Sure - Tolkien is a very devout person, and this is reflected in his fiction: so, ultimately, providence will ensure that one is born to an office who is capable of honouring and upholding it. That doesn't mean that there are no usurpers, though - his books are full of them (in the in-fiction timeline, from Melkor and Feanor onwards): they hold offices but are not inspirational leaders in the manner of Faramir or Aragorn, who are (if you like) true occupants of their offices.One could argue that they [leaders in JRRT's works] are superior in a sort of cart-before-the-horse way--that the ones truly born to highest office somehow mysteriously do demonstrate the highest superiority in a neat hierarchical way.
In what way?Filtering it through characters means that one player influences how another player plays his/her PC, which can be seen as manipulating the second player.
Also, by play here you don't mean makes action declarations. You mean something like establishes characterisation. Except I don't think you can even mean that, because in 99% of games without warlords or bards in them, the players never bother to consider whether or not their PCs are inspired by one another.
The presence of the warlord (or the inspiring bard, who even back in Appendix 2 to the AD&D PHB could inspire by reciting poetry, with no suggestion that this was casting a mind control spell as seems to be the dominant understanding of the 5e Bless spell) does invite the other players to consider their PCs' relationships and attitudes towards the warlord PC. That is not manipulation of anyone, that I can see.
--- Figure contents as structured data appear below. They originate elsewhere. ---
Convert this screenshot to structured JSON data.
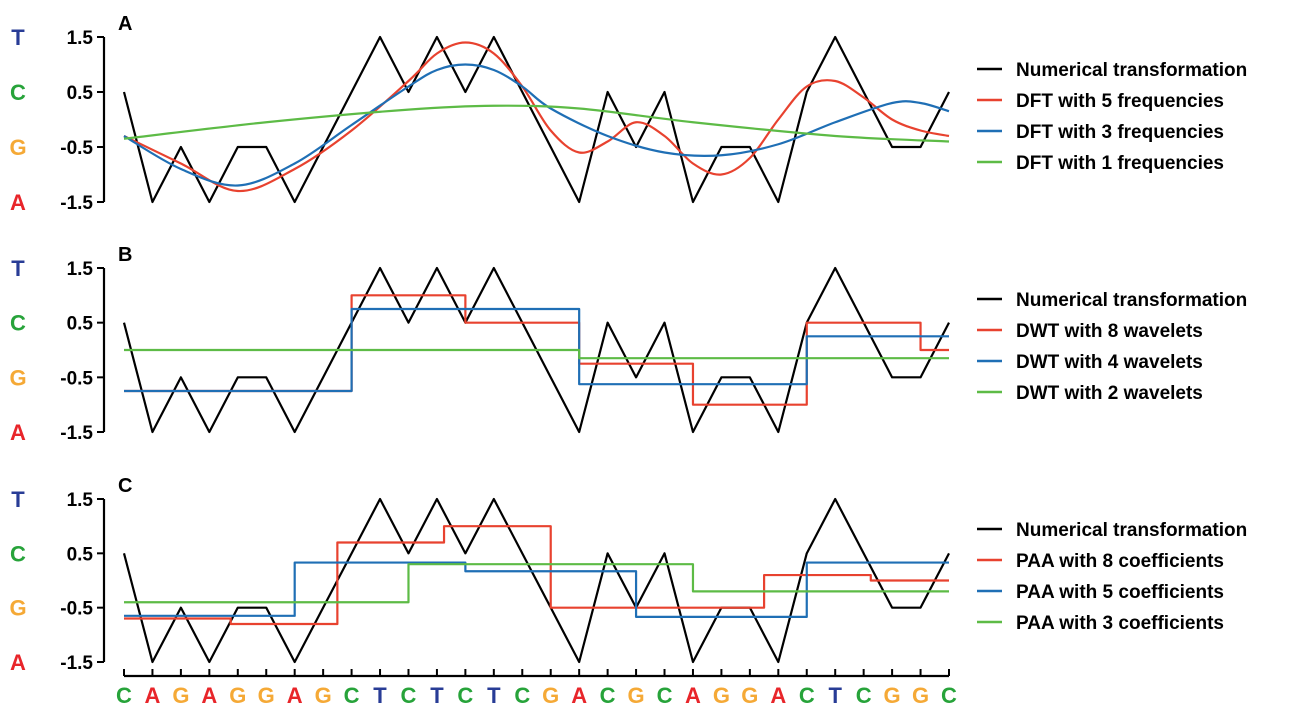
{
  "colors": {
    "T": "#283c96",
    "C": "#27a33a",
    "G": "#f5a936",
    "A": "#e8252a"
  },
  "y_levels": [
    {
      "base": "T",
      "label": "1.5",
      "value": 1.5
    },
    {
      "base": "C",
      "label": "0.5",
      "value": 0.5
    },
    {
      "base": "G",
      "label": "-0.5",
      "value": -0.5
    },
    {
      "base": "A",
      "label": "-1.5",
      "value": -1.5
    }
  ],
  "sequence": [
    "C",
    "A",
    "G",
    "A",
    "G",
    "G",
    "A",
    "G",
    "C",
    "T",
    "C",
    "T",
    "C",
    "T",
    "C",
    "G",
    "A",
    "C",
    "G",
    "C",
    "A",
    "G",
    "G",
    "A",
    "C",
    "T",
    "C",
    "G",
    "G",
    "C"
  ],
  "chart_data": [
    {
      "panel": "A",
      "type": "line",
      "ylim": [
        -1.5,
        1.5
      ],
      "x_range": [
        0,
        29
      ],
      "legend_placement": "right",
      "series": [
        {
          "name": "Numerical transformation",
          "color": "#000000",
          "kind": "zigzag"
        },
        {
          "name": "DFT with 5 frequencies",
          "color": "#e8422f",
          "kind": "curve",
          "points": [
            [
              0,
              -0.3
            ],
            [
              2,
              -0.8
            ],
            [
              4,
              -1.3
            ],
            [
              6,
              -0.9
            ],
            [
              8,
              -0.2
            ],
            [
              10,
              0.7
            ],
            [
              11,
              1.2
            ],
            [
              12,
              1.4
            ],
            [
              13,
              1.2
            ],
            [
              14,
              0.6
            ],
            [
              15,
              -0.2
            ],
            [
              16,
              -0.6
            ],
            [
              17,
              -0.4
            ],
            [
              18,
              -0.05
            ],
            [
              19,
              -0.3
            ],
            [
              20,
              -0.8
            ],
            [
              21,
              -1.0
            ],
            [
              22,
              -0.7
            ],
            [
              23,
              0.0
            ],
            [
              24,
              0.6
            ],
            [
              25,
              0.7
            ],
            [
              26,
              0.4
            ],
            [
              27,
              0.0
            ],
            [
              28,
              -0.2
            ],
            [
              29,
              -0.3
            ]
          ]
        },
        {
          "name": "DFT with 3 frequencies",
          "color": "#1f6fb5",
          "kind": "curve",
          "points": [
            [
              0,
              -0.3
            ],
            [
              2,
              -0.9
            ],
            [
              4,
              -1.2
            ],
            [
              6,
              -0.8
            ],
            [
              8,
              -0.1
            ],
            [
              10,
              0.6
            ],
            [
              11,
              0.9
            ],
            [
              12,
              1.0
            ],
            [
              13,
              0.9
            ],
            [
              14,
              0.6
            ],
            [
              15,
              0.2
            ],
            [
              17,
              -0.3
            ],
            [
              19,
              -0.6
            ],
            [
              21,
              -0.65
            ],
            [
              23,
              -0.45
            ],
            [
              25,
              -0.05
            ],
            [
              27,
              0.3
            ],
            [
              28,
              0.3
            ],
            [
              29,
              0.15
            ]
          ]
        },
        {
          "name": "DFT with 1 frequencies",
          "color": "#5dbb46",
          "kind": "curve",
          "points": [
            [
              0,
              -0.35
            ],
            [
              5,
              -0.05
            ],
            [
              10,
              0.18
            ],
            [
              13,
              0.25
            ],
            [
              16,
              0.2
            ],
            [
              20,
              -0.05
            ],
            [
              25,
              -0.3
            ],
            [
              29,
              -0.4
            ]
          ]
        }
      ]
    },
    {
      "panel": "B",
      "type": "line",
      "ylim": [
        -1.5,
        1.5
      ],
      "x_range": [
        0,
        29
      ],
      "legend_placement": "right",
      "series": [
        {
          "name": "Numerical transformation",
          "color": "#000000",
          "kind": "zigzag"
        },
        {
          "name": "DWT with 8 wavelets",
          "color": "#e8422f",
          "kind": "step",
          "steps": [
            [
              0,
              8,
              -0.75
            ],
            [
              8,
              12,
              1.0
            ],
            [
              12,
              16,
              0.5
            ],
            [
              16,
              20,
              -0.25
            ],
            [
              20,
              24,
              -1.0
            ],
            [
              24,
              28,
              0.5
            ],
            [
              28,
              29,
              0.0
            ]
          ]
        },
        {
          "name": "DWT with 4 wavelets",
          "color": "#1f6fb5",
          "kind": "step",
          "steps": [
            [
              0,
              8,
              -0.75
            ],
            [
              8,
              16,
              0.75
            ],
            [
              16,
              24,
              -0.625
            ],
            [
              24,
              29,
              0.25
            ]
          ]
        },
        {
          "name": "DWT with 2 wavelets",
          "color": "#5dbb46",
          "kind": "step",
          "steps": [
            [
              0,
              16,
              0.0
            ],
            [
              16,
              29,
              -0.15
            ]
          ]
        }
      ]
    },
    {
      "panel": "C",
      "type": "line",
      "ylim": [
        -1.5,
        1.5
      ],
      "x_range": [
        0,
        29
      ],
      "legend_placement": "right",
      "series": [
        {
          "name": "Numerical transformation",
          "color": "#000000",
          "kind": "zigzag"
        },
        {
          "name": "PAA with 8 coefficients",
          "color": "#e8422f",
          "kind": "step",
          "steps": [
            [
              0,
              3.75,
              -0.7
            ],
            [
              3.75,
              7.5,
              -0.8
            ],
            [
              7.5,
              11.25,
              0.7
            ],
            [
              11.25,
              15,
              1.0
            ],
            [
              15,
              18.75,
              -0.5
            ],
            [
              18.75,
              22.5,
              -0.5
            ],
            [
              22.5,
              26.25,
              0.1
            ],
            [
              26.25,
              29,
              0.0
            ]
          ]
        },
        {
          "name": "PAA with 5 coefficients",
          "color": "#1f6fb5",
          "kind": "step",
          "steps": [
            [
              0,
              6,
              -0.65
            ],
            [
              6,
              12,
              0.33
            ],
            [
              12,
              18,
              0.17
            ],
            [
              18,
              24,
              -0.67
            ],
            [
              24,
              29,
              0.33
            ]
          ]
        },
        {
          "name": "PAA with 3 coefficients",
          "color": "#5dbb46",
          "kind": "step",
          "steps": [
            [
              0,
              10,
              -0.4
            ],
            [
              10,
              20,
              0.3
            ],
            [
              20,
              29,
              -0.2
            ]
          ]
        }
      ]
    }
  ]
}
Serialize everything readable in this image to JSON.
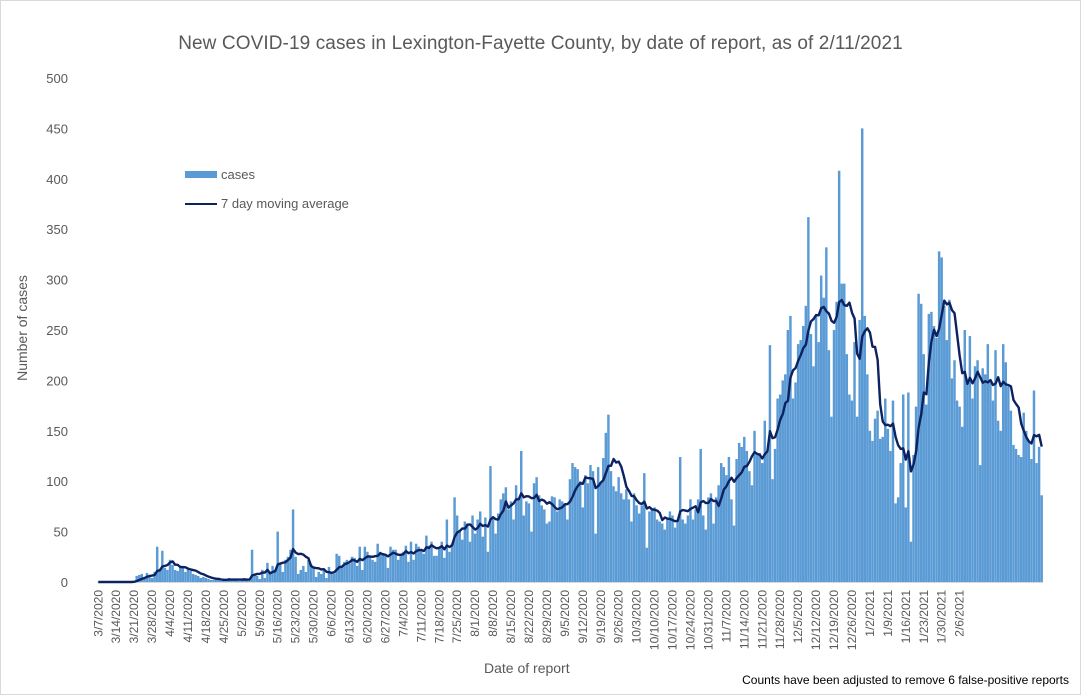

Why is it not ideal?But what do you say if I want to be able to decide for myself whether what another character says is something my PC would find inspiring? I hope it's more than "Just decline the buff," because while that's a possible solution, it doesn't strike me as an ideal one.
In your warlord-free game, what happens, mechanically, when one PC inspires another? I assume nothing. (I assume you don't use the Inspiring Leader feat either, which seems to be no different as far as this "agency" matter is concerned.)
Once you introduce inspirational mechanics into the game, you have to choose how you are going to engage with them. If you choose to play your PC as someone who is never moved by others, or who is not moved by this particular other person, then you are choosing, also, not to be buffed - because, once those mechanics are in play, those buffs are the mechanical expression of being inspired - which you have decided is not the case for your PC.
How else do you imagine it working out? How do you envisage having inspiration mechanics, yet it making no difference whether or not a player engages them via his/her PC?